I think it is totally counter the constitution
Regarding age, 50 is the standard limit of at least one resident. I cannot believe that there is screening for older than 80, health and even church affiliation. Financials are another thing between a tenant and owner and is acceptable but not for an HOA or Body Corporate Trustees unless I it is an institution etc.
It is definitely going on in various retirement villages and is definitely unconstitutional. If I had a tenant or buyer wishing and willing to rent or buy my property and the HOA or BC told me I could not due to above, I would certainly take them to task through legal channels.
How will the new Protection of Personal Information (once it is brought into effect) impact on the personal information, on owners as well as tenants, which is kept on record by a Body Corporate?
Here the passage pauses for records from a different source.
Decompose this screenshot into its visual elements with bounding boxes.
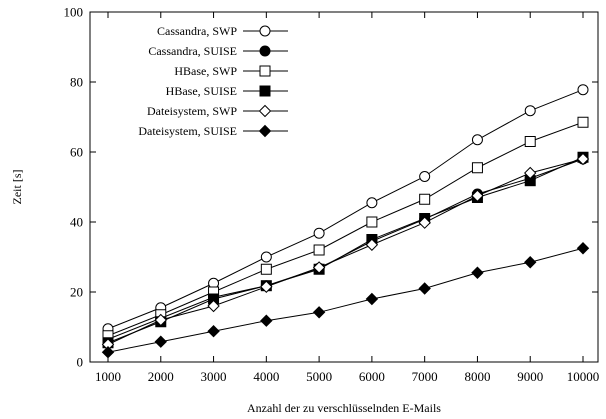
- series-line: [107, 247, 584, 353]
- x-tick-label: 7000: [412, 369, 438, 384]
- legend-entry: Cassandra, SUISE: [148, 44, 288, 58]
- data-point: [366, 216, 378, 228]
- data-point: [576, 242, 590, 255]
- series-3: [102, 151, 589, 349]
- series-5: [101, 242, 590, 359]
- series-line: [107, 158, 584, 340]
- data-point: [260, 251, 272, 263]
- x-tick-label: 3000: [201, 369, 227, 384]
- legend-label: HBase, SWP: [174, 64, 237, 78]
- legend-entry: HBase, SWP: [174, 64, 288, 78]
- legend-entry: Cassandra, SWP: [157, 24, 288, 38]
- data-point: [154, 313, 167, 327]
- y-tick-label: 100: [64, 5, 84, 20]
- data-point: [419, 193, 431, 205]
- data-point: [577, 84, 589, 96]
- x-tick-label: 1000: [95, 369, 121, 384]
- series-line: [107, 156, 584, 344]
- legend-label: Dateisystem, SUISE: [138, 124, 237, 138]
- data-point: [471, 189, 484, 202]
- x-tick-label: 8000: [464, 369, 490, 384]
- data-point: [312, 306, 326, 319]
- data-point: [471, 266, 484, 279]
- legend-marker: [259, 85, 271, 97]
- data-point: [577, 116, 589, 128]
- legend-label: Cassandra, SWP: [157, 24, 237, 38]
- data-point: [260, 263, 272, 275]
- series-line: [107, 158, 584, 345]
- data-point: [418, 216, 431, 229]
- data-point: [365, 238, 379, 251]
- y-tick-label: 60: [70, 145, 83, 160]
- y-tick-label: 40: [70, 215, 83, 230]
- x-tick-label: 2000: [148, 369, 174, 384]
- y-tick-label: 20: [70, 285, 83, 300]
- legend-entry: HBase, SUISE: [166, 84, 288, 98]
- legend-label: Dateisystem, SWP: [147, 104, 237, 118]
- data-point: [101, 345, 115, 359]
- data-point: [365, 292, 379, 306]
- x-tick-label: 5000: [306, 369, 332, 384]
- data-point: [313, 227, 325, 239]
- x-tick-label: 9000: [517, 369, 543, 384]
- legend-marker: [258, 104, 272, 118]
- data-point: [576, 152, 590, 166]
- data-point: [419, 171, 431, 182]
- data-point: [313, 244, 325, 256]
- x-axis-label: Anzahl der zu verschlüsselnden E-Mails: [247, 401, 441, 415]
- series-layer: [101, 84, 590, 359]
- x-tick-label: 4000: [253, 369, 279, 384]
- legend-marker: [259, 25, 271, 37]
- legend-entry: Dateisystem, SWP: [147, 104, 288, 118]
- legend-marker: [258, 124, 272, 138]
- legend-label: Cassandra, SUISE: [148, 44, 237, 58]
- legend-marker: [259, 65, 271, 77]
- data-point: [366, 197, 378, 209]
- y-axis-ticks: 0 20 40 60 80 100: [64, 5, 598, 370]
- series-0: [102, 84, 589, 335]
- data-point: [524, 166, 537, 180]
- data-point: [418, 282, 431, 295]
- series-4: [101, 152, 590, 351]
- y-axis-label: Zeit [s]: [10, 170, 24, 205]
- x-tick-label: 10000: [567, 369, 600, 384]
- data-point: [524, 136, 536, 147]
- series-line: [107, 121, 584, 337]
- x-axis-ticks: 1000 2000 3000 4000 5000 6000 7000 8000 9000 1000…: [95, 12, 599, 384]
- data-point: [260, 280, 273, 293]
- data-point: [524, 105, 536, 117]
- legend-label: HBase, SUISE: [166, 84, 237, 98]
- series-line: [107, 89, 584, 330]
- series-2: [102, 116, 589, 342]
- data-point: [471, 134, 483, 146]
- data-point: [207, 324, 220, 338]
- data-point: [154, 335, 167, 348]
- data-point: [524, 256, 537, 269]
- data-point: [207, 299, 220, 313]
- data-point: [312, 261, 326, 274]
- legend-entry: Dateisystem, SUISE: [138, 124, 288, 138]
- y-tick-label: 0: [77, 355, 84, 370]
- data-point: [471, 162, 483, 174]
- plot-frame: [89, 11, 599, 363]
- y-tick-label: 80: [70, 75, 83, 90]
- legend: Cassandra, SWP Cassandra, SUISE HBase, SWP…: [138, 24, 288, 138]
- x-tick-label: 6000: [359, 369, 385, 384]
- data-point: [260, 314, 273, 327]
- legend-marker: [259, 45, 271, 57]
Hi Jennifer, this is an absolute minefield! Being the General Manager of a Retirement Village with a HOA and a Sectional Title the same question always arises. We must screen tenants, new owners etc. to see if they are medically fit to take ownership or tenancy!! Personally I cannot see how normal laymen, not being medically qualified can make such a decision and if they do is it legal in the first place, as you have mentioned.
Dementia being the main issue here in all its forms such as Alzheimers. Where do you draw the line? I have had a request in writing from an owner of a Section thus..
1.” No persons with Alzheimers or other mental Disorders will be admitted to the Assisted Living Apartments” (These apartments do have registered Section owners living in them)
2. The Estate Agents, flat owners and medical staff must be notified that the apartments may not be let to such persons”
This is a real issue as other owners may sometimes be affected by either medically challenged residents. I cannot see how the HOA or Body Corporate can stop the rights of owners by screening and stopping people from owning or letting property, even if it is written into the Constitution or Management Rules.
This I believe must be taken further and more legal guidelines sort on this matter, including public comment.
Discrimination on the basis of an illness (mental or otherwise) reeks of unfairness and unconstitutionality… I can see completely why this makes you uncomfortable. I wouldn’t go near such a rule with a barge poll.
Thanks. Clear as a bell!
Hi Anne. A letting agent is acting as an agent for an owner who has a direct relationship with the tenant. An owner is entitled to screen a tenant for his/her property and can delegate this right to a letting agent to do it on his/her behalf. A body corporate however, cannot (arguably) assume the right of an owner to screen his/her tenant. The owners may, through amending or adding to the scheme’s rules, give the BC this right, but the enforceability of the rule is questionable as I mention in the blog post. Hope that sheds some light!
If a Body Corporate may not screen tenants, is it legally defensible for letting agents to do so? Conversely, if a letting agent may screen tenants, why cannot a BC do so?